Les technologies d’extraction qui doivent être utilisées sont pour la plupart l’exploitation à ciel ouvert et la lixiviation, tous deux extrêmement contaminants et nécessitant d’énormes quantités d’eau. L’« exploitation à ciel ouvert » implique de faire exploser les montagnes en petits morceaux pour en extraire les minéraux. La production journalière de milliers de tonnes de poussière et de déchets et la consommation et la contamination de milliers de litres d’eau par minute sont à prévoir pour chaque projet, ainsi que la contamination au cyanure et aux acides. L’alimentation en eau de communautés rurales et de villes est mise en danger. Le projet Pascua Lama pourrait détruire trois glaciers qui ont alimenté en eau des communautés autochtones depuis des siècles et ont permis de développer une agriculture près de l’un des déserts les plus arides du monde (Atacama) ; le projet mettrait également en danger l’alimentation en eau de plusieurs villes de taille moyenne.

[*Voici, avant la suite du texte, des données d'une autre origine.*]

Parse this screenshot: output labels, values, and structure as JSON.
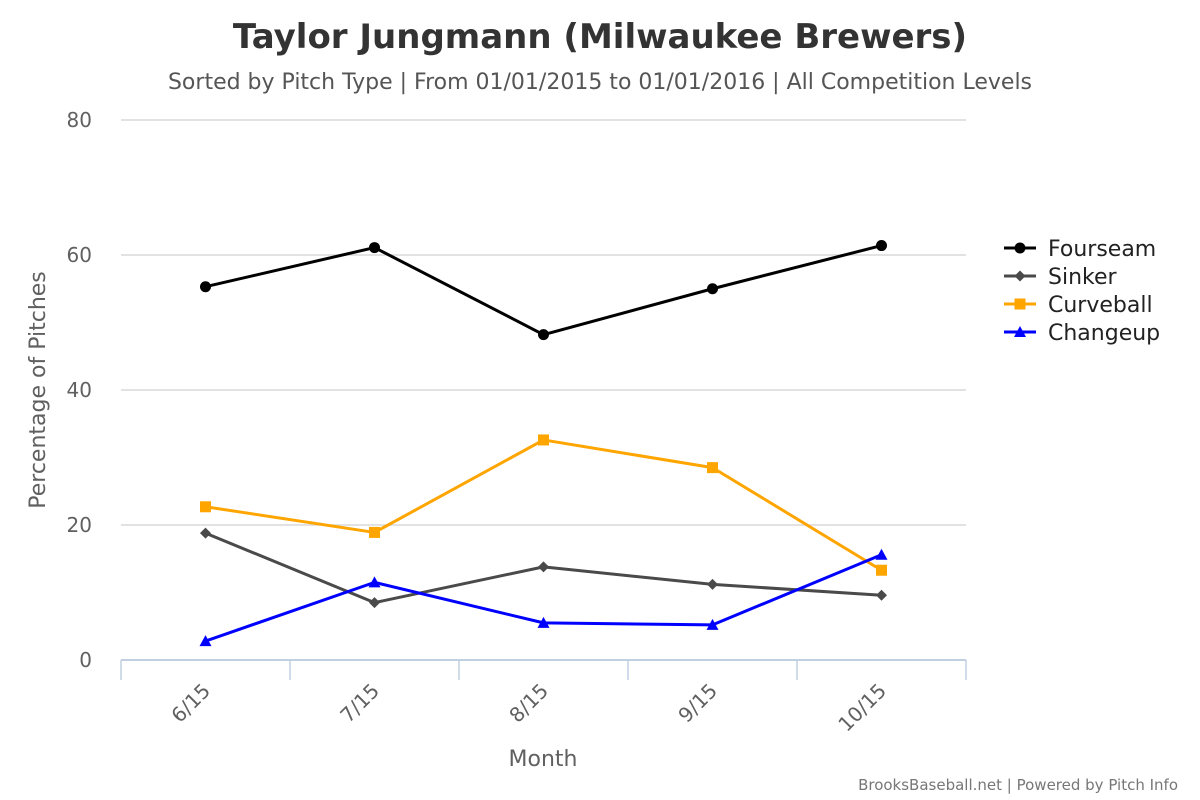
{
  "chart_data": {
    "type": "line",
    "title": "Taylor Jungmann (Milwaukee Brewers)",
    "subtitle": "Sorted by Pitch Type | From 01/01/2015 to 01/01/2016 | All Competition Levels",
    "xlabel": "Month",
    "ylabel": "Percentage of Pitches",
    "categories": [
      "6/15",
      "7/15",
      "8/15",
      "9/15",
      "10/15"
    ],
    "ylim": [
      0,
      80
    ],
    "yticks": [
      0,
      20,
      40,
      60,
      80
    ],
    "grid": true,
    "legend_position": "right",
    "series": [
      {
        "name": "Fourseam",
        "color": "#000000",
        "marker": "circle",
        "values": [
          55.3,
          61.1,
          48.2,
          55.0,
          61.4
        ]
      },
      {
        "name": "Sinker",
        "color": "#4a4a4a",
        "marker": "diamond",
        "values": [
          18.8,
          8.5,
          13.8,
          11.2,
          9.6
        ]
      },
      {
        "name": "Curveball",
        "color": "#ffa500",
        "marker": "square",
        "values": [
          22.7,
          18.9,
          32.6,
          28.5,
          13.3
        ]
      },
      {
        "name": "Changeup",
        "color": "#0000ff",
        "marker": "triangle",
        "values": [
          2.8,
          11.5,
          5.5,
          5.2,
          15.6
        ]
      }
    ]
  },
  "credit": "BrooksBaseball.net | Powered by Pitch Info"
}
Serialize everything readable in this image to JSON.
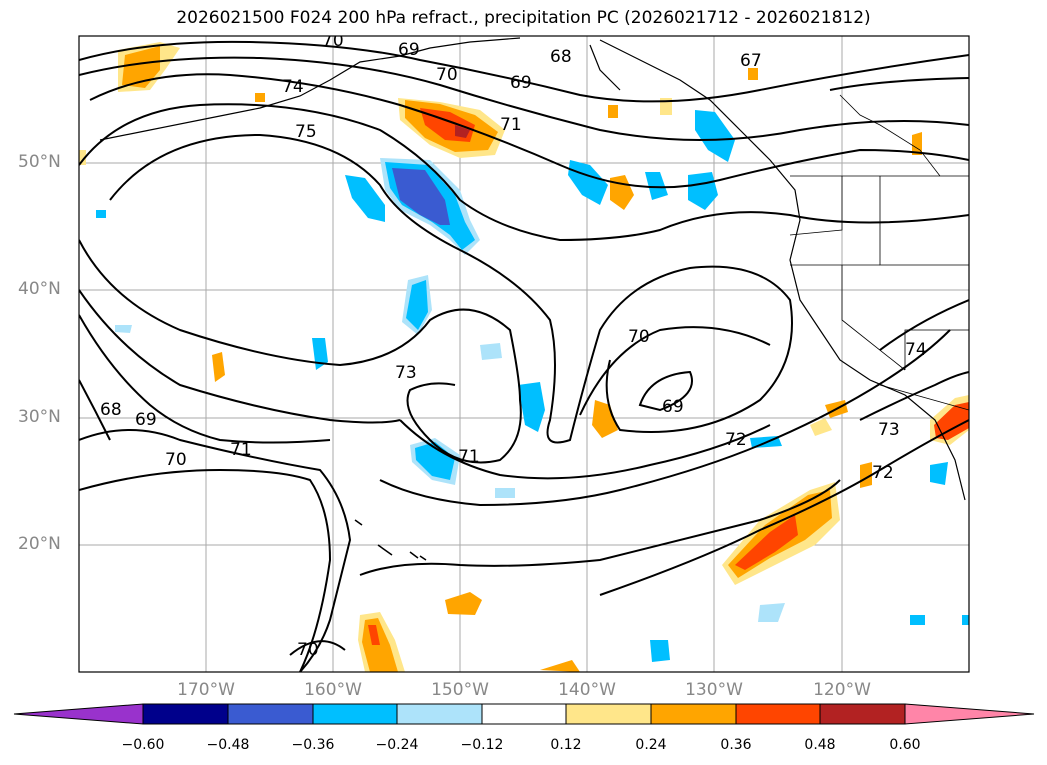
{
  "title": "2026021500 F024 200 hPa refract., precipitation PC (2026021712 - 2026021812)",
  "lat_labels": [
    "50°N",
    "40°N",
    "30°N",
    "20°N"
  ],
  "lon_labels": [
    "170°W",
    "160°W",
    "150°W",
    "140°W",
    "130°W",
    "120°W"
  ],
  "contour_labels": [
    "70",
    "69",
    "68",
    "67",
    "74",
    "70",
    "69",
    "71",
    "75",
    "70",
    "73",
    "69",
    "72",
    "74",
    "73",
    "72",
    "71",
    "71",
    "70",
    "69",
    "68",
    "70"
  ],
  "colorbar": {
    "ticks": [
      "−0.60",
      "−0.48",
      "−0.36",
      "−0.24",
      "−0.12",
      "0.12",
      "0.24",
      "0.36",
      "0.48",
      "0.60"
    ],
    "colors": [
      "#9932CC",
      "#00008B",
      "#3A5BD1",
      "#00BFFF",
      "#ADE3FA",
      "#FFFFFF",
      "#FFE68A",
      "#FFA500",
      "#FF4500",
      "#B22222",
      "#FF85A8"
    ]
  }
}
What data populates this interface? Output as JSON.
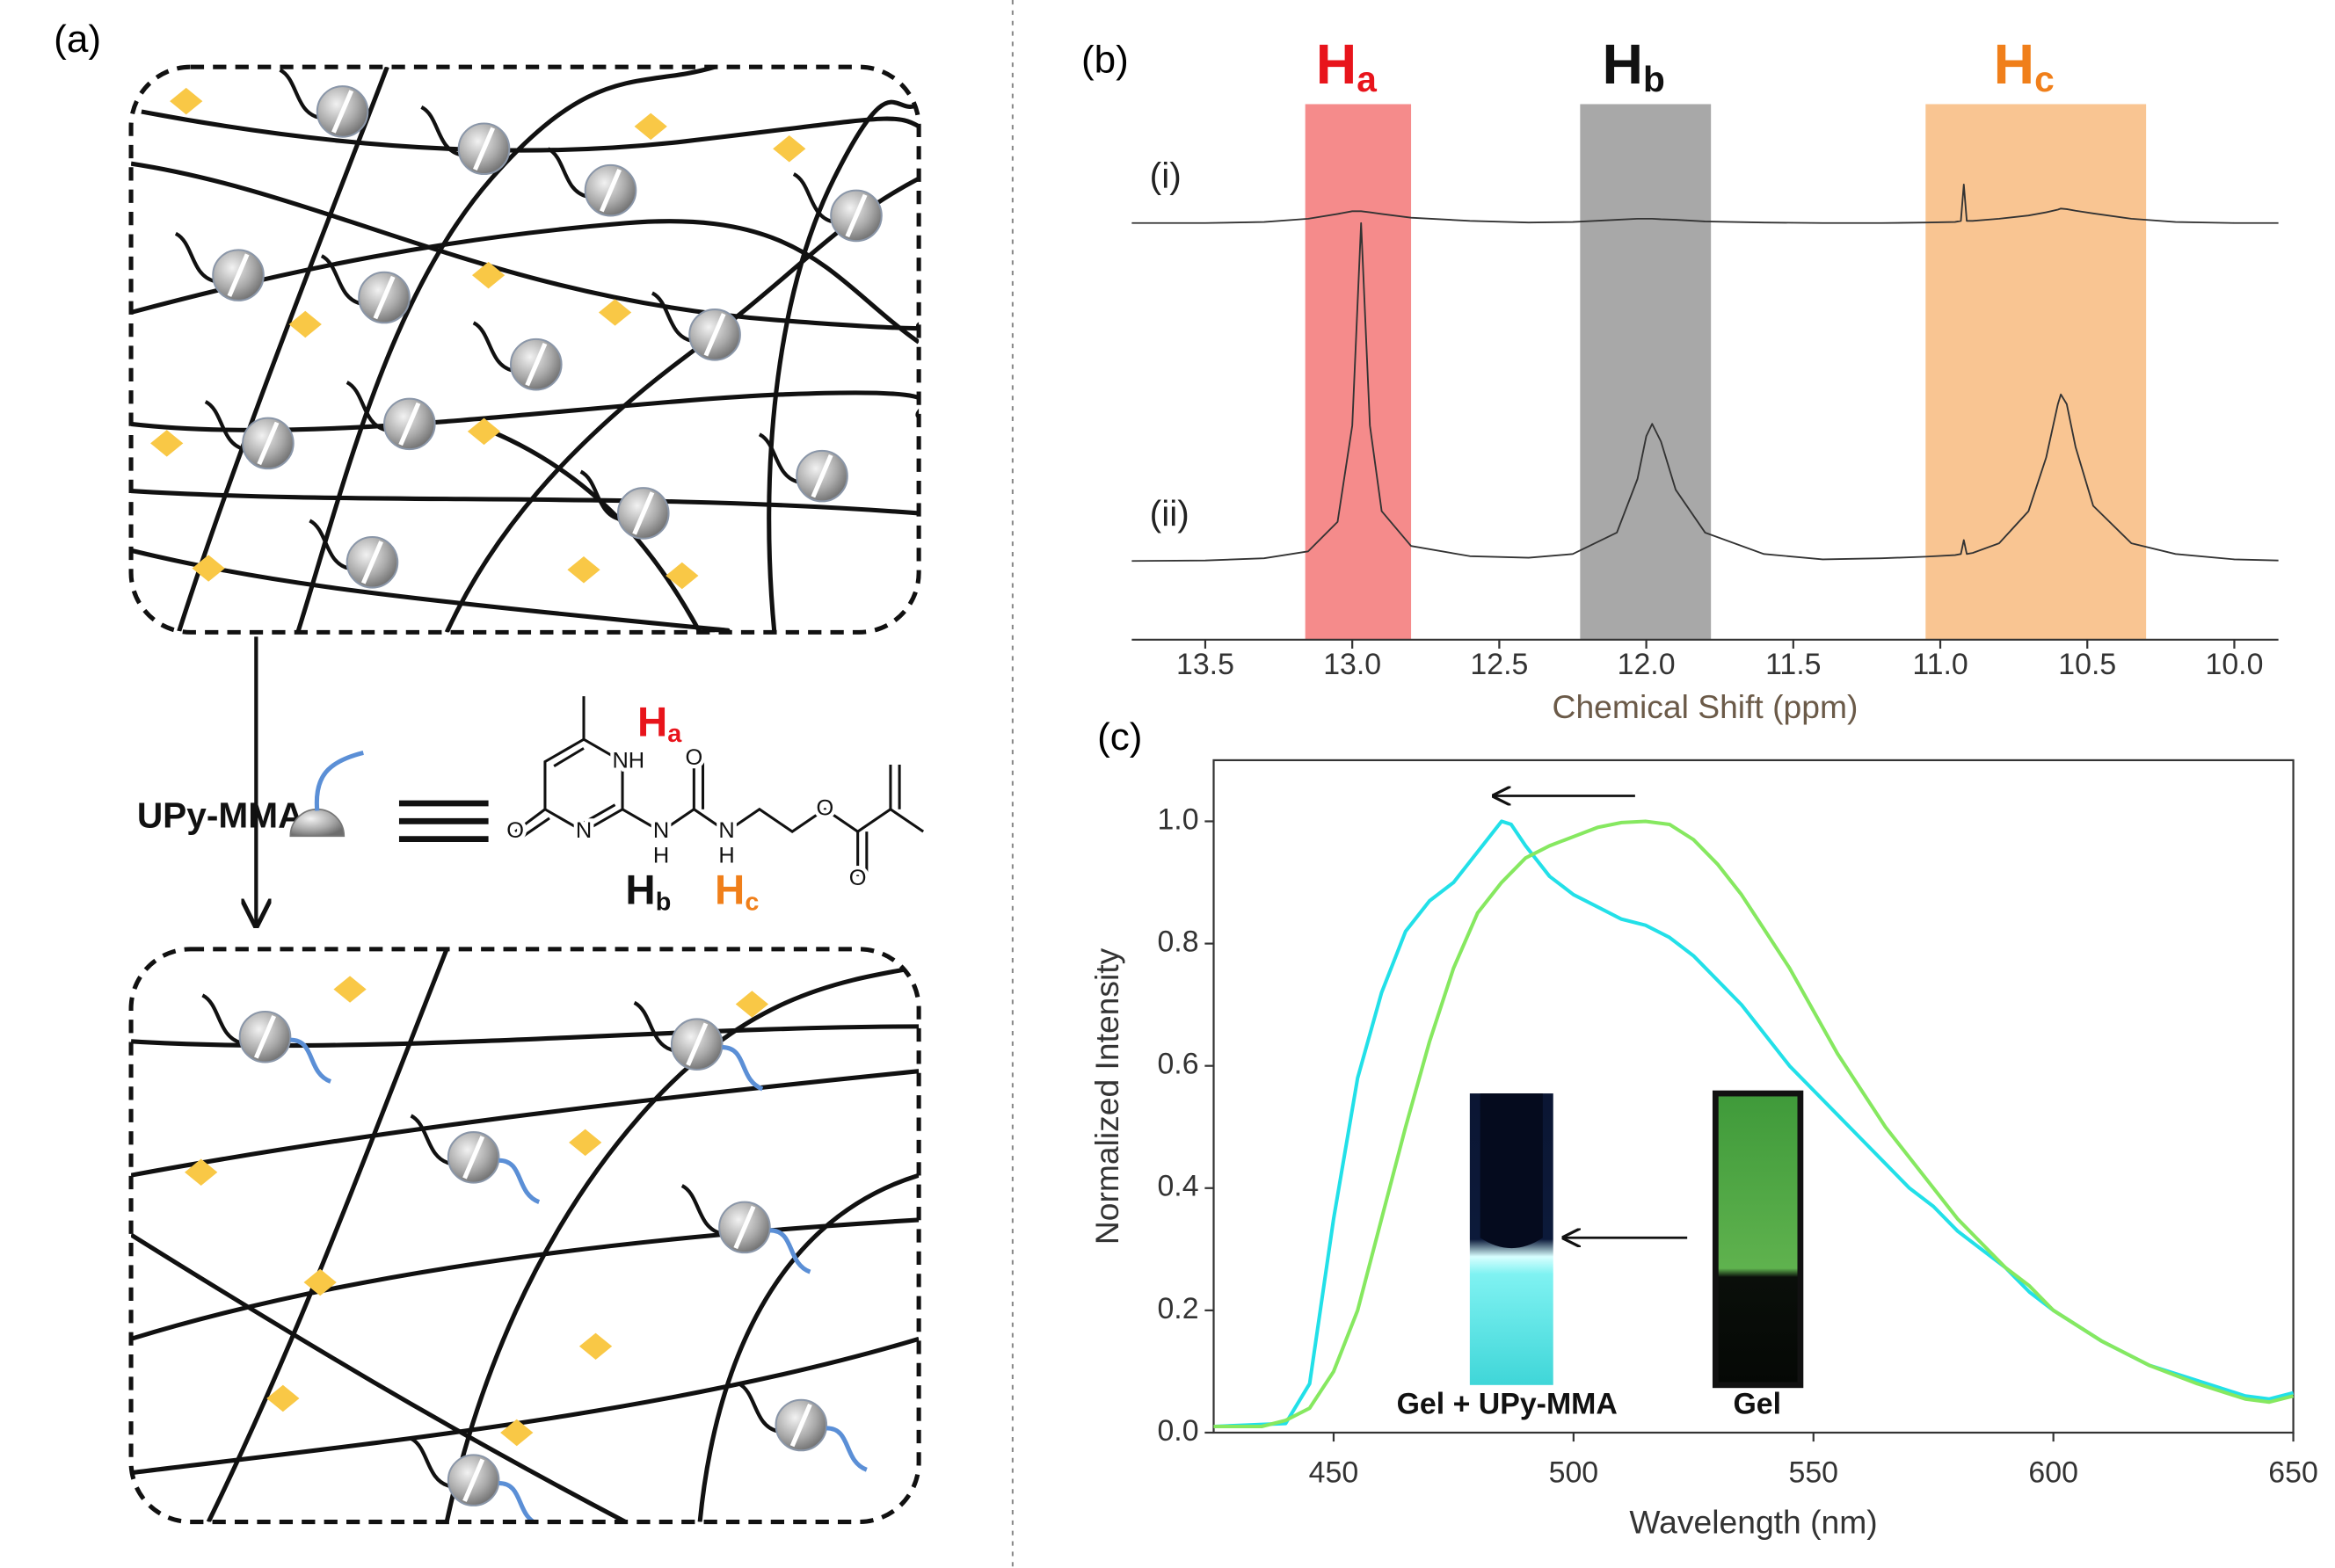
{
  "panels": {
    "a": "(a)",
    "b": "(b)",
    "c": "(c)"
  },
  "diagram": {
    "reagent": "UPy-MMA",
    "atoms": [
      "NH",
      "O",
      "N",
      "N",
      "H",
      "O",
      "N",
      "H",
      "O",
      "O"
    ],
    "protons": [
      {
        "symbol": "H",
        "sub": "a",
        "color": "#e8141b"
      },
      {
        "symbol": "H",
        "sub": "b",
        "color": "#111111"
      },
      {
        "symbol": "H",
        "sub": "c",
        "color": "#f07f1a"
      }
    ]
  },
  "chart_data": [
    {
      "type": "line",
      "x_label": "Chemical Shift (ppm)",
      "x": [
        13.75,
        13.5,
        13.3,
        13.15,
        13.05,
        13.0,
        12.97,
        12.94,
        12.9,
        12.8,
        12.6,
        12.4,
        12.25,
        12.1,
        12.03,
        12.0,
        11.98,
        11.95,
        11.9,
        11.8,
        11.6,
        11.4,
        11.2,
        11.05,
        10.95,
        10.93,
        10.92,
        10.91,
        10.89,
        10.8,
        10.7,
        10.64,
        10.6,
        10.59,
        10.57,
        10.54,
        10.48,
        10.35,
        10.2,
        10.0,
        9.85
      ],
      "series": [
        {
          "name": "(i)",
          "color": "#333333",
          "values": [
            77.8,
            77.8,
            78,
            78.6,
            79.5,
            80,
            80,
            79.8,
            79.5,
            78.8,
            78.2,
            77.9,
            78,
            78.4,
            78.6,
            78.6,
            78.6,
            78.5,
            78.4,
            78.1,
            77.9,
            77.8,
            77.8,
            77.9,
            78,
            78.2,
            85,
            78.2,
            78.2,
            78.6,
            79.2,
            79.8,
            80.3,
            80.5,
            80.4,
            80.1,
            79.6,
            78.6,
            78,
            77.8,
            77.8
          ]
        },
        {
          "name": "(ii)",
          "color": "#333333",
          "values": [
            14.7,
            14.8,
            15.2,
            16.5,
            22,
            40,
            77.8,
            40,
            24,
            17.5,
            15.6,
            15.3,
            16,
            20,
            30,
            38,
            40.3,
            37,
            28,
            20,
            16,
            15,
            15.2,
            15.5,
            15.8,
            16,
            18.6,
            16,
            16.2,
            18,
            24,
            34,
            44,
            45.8,
            44,
            36,
            25,
            18,
            16,
            15,
            14.8
          ]
        }
      ],
      "xlim": [
        13.75,
        9.85
      ],
      "xticks": [
        13.5,
        {
          "value": 13,
          "label": "13.0"
        },
        12.5,
        {
          "value": 12,
          "label": "12.0"
        },
        11.5,
        {
          "value": 11,
          "label": "11.0"
        },
        10.5,
        {
          "value": 10,
          "label": "10.0"
        }
      ],
      "ylim": [
        0,
        100
      ],
      "bands": [
        {
          "symbol": "H",
          "sub": "a",
          "from": 13.16,
          "to": 12.8,
          "color": "#f58b8b",
          "label_color": "#e8141b"
        },
        {
          "symbol": "H",
          "sub": "b",
          "from": 12.225,
          "to": 11.78,
          "color": "#a8a8a8",
          "label_color": "#111111"
        },
        {
          "symbol": "H",
          "sub": "c",
          "from": 11.05,
          "to": 10.3,
          "color": "#f9c592",
          "label_color": "#f07f1a"
        }
      ]
    },
    {
      "type": "line",
      "x_label": "Wavelength (nm)",
      "y_label": "Normalized Intensity",
      "series": [
        {
          "name": "Gel + UPy-MMA",
          "color": "#22e0e8",
          "x": [
            425,
            440,
            445,
            450,
            455,
            460,
            465,
            470,
            475,
            480,
            485,
            487,
            490,
            495,
            500,
            505,
            510,
            515,
            520,
            525,
            530,
            535,
            540,
            545,
            550,
            555,
            560,
            565,
            570,
            575,
            580,
            585,
            590,
            595,
            600,
            610,
            620,
            630,
            640,
            645,
            650
          ],
          "values": [
            0.01,
            0.015,
            0.08,
            0.35,
            0.58,
            0.72,
            0.82,
            0.87,
            0.9,
            0.95,
            1.0,
            0.995,
            0.96,
            0.91,
            0.88,
            0.86,
            0.84,
            0.83,
            0.81,
            0.78,
            0.74,
            0.7,
            0.65,
            0.6,
            0.56,
            0.52,
            0.48,
            0.44,
            0.4,
            0.37,
            0.33,
            0.3,
            0.27,
            0.23,
            0.2,
            0.15,
            0.11,
            0.085,
            0.06,
            0.055,
            0.065
          ]
        },
        {
          "name": "Gel",
          "color": "#86e860",
          "x": [
            425,
            435,
            440,
            445,
            450,
            455,
            460,
            465,
            470,
            475,
            480,
            485,
            490,
            495,
            500,
            505,
            510,
            515,
            520,
            525,
            530,
            535,
            540,
            545,
            550,
            555,
            560,
            565,
            570,
            575,
            580,
            585,
            590,
            595,
            600,
            610,
            620,
            630,
            640,
            645,
            650
          ],
          "values": [
            0.01,
            0.01,
            0.02,
            0.04,
            0.1,
            0.2,
            0.35,
            0.5,
            0.64,
            0.76,
            0.85,
            0.9,
            0.94,
            0.96,
            0.975,
            0.99,
            0.998,
            1.0,
            0.995,
            0.97,
            0.93,
            0.88,
            0.82,
            0.76,
            0.69,
            0.62,
            0.56,
            0.5,
            0.45,
            0.4,
            0.35,
            0.31,
            0.27,
            0.24,
            0.2,
            0.15,
            0.11,
            0.08,
            0.055,
            0.05,
            0.06
          ]
        }
      ],
      "xlim": [
        425,
        650
      ],
      "xticks": [
        450,
        500,
        550,
        600,
        650
      ],
      "ylim": [
        0,
        1.1
      ],
      "yticks": [
        {
          "value": 0,
          "label": "0.0"
        },
        {
          "value": 0.2,
          "label": "0.2"
        },
        {
          "value": 0.4,
          "label": "0.4"
        },
        {
          "value": 0.6,
          "label": "0.6"
        },
        {
          "value": 0.8,
          "label": "0.8"
        },
        {
          "value": 1,
          "label": "1.0"
        }
      ]
    }
  ]
}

Toutes les entreprises impliquées revendiquent la protection de l’environnement comme une priorité majeure dans leurs rapports annuels et sur leurs sites institutionnels. Ils ont pourtant recours à toutes sortes de manœuvres juridiques pour se dégager de toute responsabilité. Au Chili et en Argentine, les lois sur l’environnement exigent que soient faites des études sur les impacts environnementaux pour tout projet minier. Les sociétés demandent alors un permis « provisoire » leur permettant de construire des installations et de commencer la prospection. Dès que ces permis provisoires sont délivrés, ils sont considérés comme un actif de l’entreprise et sont par conséquent protégés par les accords de libre-échange et d’investissement. Ainsi, si une étude environnementale révèle un impact inacceptable et que le permis est révoqué, selon ces accords, les deux gouvernements devront se présenter au Centre international de la Banque mondiale pour le règlement des différends relatifs aux investissements (CIRDI) et payer des millions de dollars de compensation. Cette possibilité, allant de pair avec des pressions continuelles et intenses, a causé d’étonnants détournements de la loi par les gouvernements et les officiels gouvernementaux. Pascua Lama, par exemple, va se poursuivre, malgré son impact dévastateur sur l’environnement. La commission nationale chilienne sur l’environnement, dont la mission est de protéger l’environnement, travaille étroitement avec Barrick Gold afin de « trouver une solution » aux barrières juridiques et permet la réalisation de ce projet minier.
Les organisations populaires des deux côtés de la frontière ont activement résisté aux projets miniers. Les sociétés transnationales ont eu recours aux pots-de-vin, elles ont promis la création d’emplois et des « projets de développement », elles ont utilisé la menace et l’intimidation physique pour essayer de faire taire leurs protestations. L’opposition à ces projets a continué, mais la pression exercée par ces entreprises, aussi — et elles ont finalement réussi : un projet de loi visant la protection des glaciers contre les activités minières dort dans les tiroirs du congrès chilien depuis 2004, mais un autre projet de loi récemment introduit pour permettre l’exploitation de l’eau des nappes phréatiques ne semble pas, quant à lui, rencontrer d’obstacles.